Lara Wall

Personal information
- Full name: Lara Sahar Wall
- Date of birth: 31 May 2000 (age 26)
- Place of birth: Dunedin, New Zealand
- Position: Defender

Youth career
- Southern United

Senior career*
- Years: Team / Apps / (Gls)
- 2019–2024: Canterbury United Pride
- 2024: Cashmere Technical
- 2024–2026: Wellington Phoenix / 39 / (1)

International career^{‡}
- 2025–: New Zealand / 2 / (0)

= Lara Wall =

New Zealand footballer (born 2000)

Lara Sahar Wall (born 31 May 2000) is a New Zealand international footballer who last played as a defender for the Wellington Phoenix of the A-League Women. She is a structural engineer by profession.

==Personal life==
Aside from playing football, Wall works as a structural engineer, a job which she kept concurrent to playing professionally for Wellington Phoenix. She graduated from the University of Canterbury with a bachelor of engineering in 2022. After university, she has worked for Holmes NZ in seismic assessment and strengthening, first based at their Christchurch office and then based in Wellington.

==Club career==
===Canterbury United Pride and Cashmere Technical===
Wall played five seasons for Canterbury United Pride in the National Women's League, winning two titles in 2019 and 2020. In 2024, she played alongside Annalie Longo at Cashmere Technical and helped win three trophies for the club. She played as a wingback and scored seven goals as well as providing numerous assists.

===Wellington Phoenix===
Following a successful trial for the Wellington Phoenix, Wall signed her first professional contract in October 2024. Wall was a second half substitute in the opening three matches of the 2024–25 season before becoming the starting left-back. She was one of four players to feature in all 23 of the Phoenix's matches that season. On 4 January 2025, Wall assisted Olivia Fergusson in the Phoenix's 2–0 win against Perth Glory. Wall suffered a torn left calf in a match against the Central Coast Mariners on 15 February 2026, sidelining her for eight weeks.

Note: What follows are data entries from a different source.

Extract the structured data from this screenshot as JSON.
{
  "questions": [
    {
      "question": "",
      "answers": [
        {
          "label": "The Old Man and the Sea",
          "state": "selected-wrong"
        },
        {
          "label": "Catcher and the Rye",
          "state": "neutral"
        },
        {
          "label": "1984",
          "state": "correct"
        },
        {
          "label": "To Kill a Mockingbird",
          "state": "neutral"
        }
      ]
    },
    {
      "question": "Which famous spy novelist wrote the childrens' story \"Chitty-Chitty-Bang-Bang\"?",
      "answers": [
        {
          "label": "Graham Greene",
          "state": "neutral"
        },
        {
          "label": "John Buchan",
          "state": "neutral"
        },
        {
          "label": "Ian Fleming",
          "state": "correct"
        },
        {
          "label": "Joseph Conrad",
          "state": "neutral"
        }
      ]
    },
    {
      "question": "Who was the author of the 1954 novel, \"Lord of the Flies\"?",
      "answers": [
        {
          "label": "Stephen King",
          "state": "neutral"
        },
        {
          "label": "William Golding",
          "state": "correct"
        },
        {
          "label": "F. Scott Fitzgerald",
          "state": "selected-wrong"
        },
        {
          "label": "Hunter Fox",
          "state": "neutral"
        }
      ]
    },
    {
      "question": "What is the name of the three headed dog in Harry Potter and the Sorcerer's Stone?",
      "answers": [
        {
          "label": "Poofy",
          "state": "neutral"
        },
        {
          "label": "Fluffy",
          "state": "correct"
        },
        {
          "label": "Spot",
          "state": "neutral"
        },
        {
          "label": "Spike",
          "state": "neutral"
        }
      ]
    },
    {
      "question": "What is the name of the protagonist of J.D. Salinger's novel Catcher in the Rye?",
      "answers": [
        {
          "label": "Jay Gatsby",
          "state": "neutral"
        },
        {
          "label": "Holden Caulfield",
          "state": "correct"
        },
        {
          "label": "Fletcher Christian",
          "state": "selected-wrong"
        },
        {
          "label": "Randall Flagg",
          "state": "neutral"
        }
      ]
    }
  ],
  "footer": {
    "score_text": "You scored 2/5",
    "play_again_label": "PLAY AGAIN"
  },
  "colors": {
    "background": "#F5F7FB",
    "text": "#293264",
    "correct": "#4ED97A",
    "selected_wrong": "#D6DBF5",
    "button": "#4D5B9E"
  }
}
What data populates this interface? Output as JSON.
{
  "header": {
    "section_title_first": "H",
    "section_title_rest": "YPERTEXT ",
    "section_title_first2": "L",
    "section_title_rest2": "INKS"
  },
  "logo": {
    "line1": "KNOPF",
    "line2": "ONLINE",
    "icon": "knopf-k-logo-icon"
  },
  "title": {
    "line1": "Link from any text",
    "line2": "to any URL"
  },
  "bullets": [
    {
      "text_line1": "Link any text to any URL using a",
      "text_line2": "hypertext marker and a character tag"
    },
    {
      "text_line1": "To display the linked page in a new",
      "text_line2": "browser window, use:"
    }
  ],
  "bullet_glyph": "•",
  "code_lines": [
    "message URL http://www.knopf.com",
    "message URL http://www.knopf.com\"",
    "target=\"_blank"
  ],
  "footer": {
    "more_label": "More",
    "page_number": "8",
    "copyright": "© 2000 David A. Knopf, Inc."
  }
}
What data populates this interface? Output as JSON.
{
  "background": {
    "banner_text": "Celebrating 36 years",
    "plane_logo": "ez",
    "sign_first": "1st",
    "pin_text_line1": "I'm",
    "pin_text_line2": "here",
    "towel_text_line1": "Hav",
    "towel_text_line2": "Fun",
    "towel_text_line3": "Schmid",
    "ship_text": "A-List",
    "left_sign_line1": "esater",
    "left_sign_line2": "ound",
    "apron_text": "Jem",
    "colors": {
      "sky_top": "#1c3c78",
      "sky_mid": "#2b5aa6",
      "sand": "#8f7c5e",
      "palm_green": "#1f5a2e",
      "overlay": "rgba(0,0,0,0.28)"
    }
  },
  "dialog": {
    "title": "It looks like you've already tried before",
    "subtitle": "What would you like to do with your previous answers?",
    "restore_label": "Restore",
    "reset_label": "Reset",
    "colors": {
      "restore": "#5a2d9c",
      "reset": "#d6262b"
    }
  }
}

In August 2026, Wall departed Wellington Phoenix at the conclusion of her contract.

==International career==
===New Zealand===
Wall received her initial call-up to the Football Ferns in October 2025 for matches against Mexico and the United States. She made her international debut on 30 October 2025 against the United States after being substituted at halftime replacing Indiah-Paige Riley.

==Honours==
- Canterbury United Pride
- New Zealand Women's National League: 2019, 2020.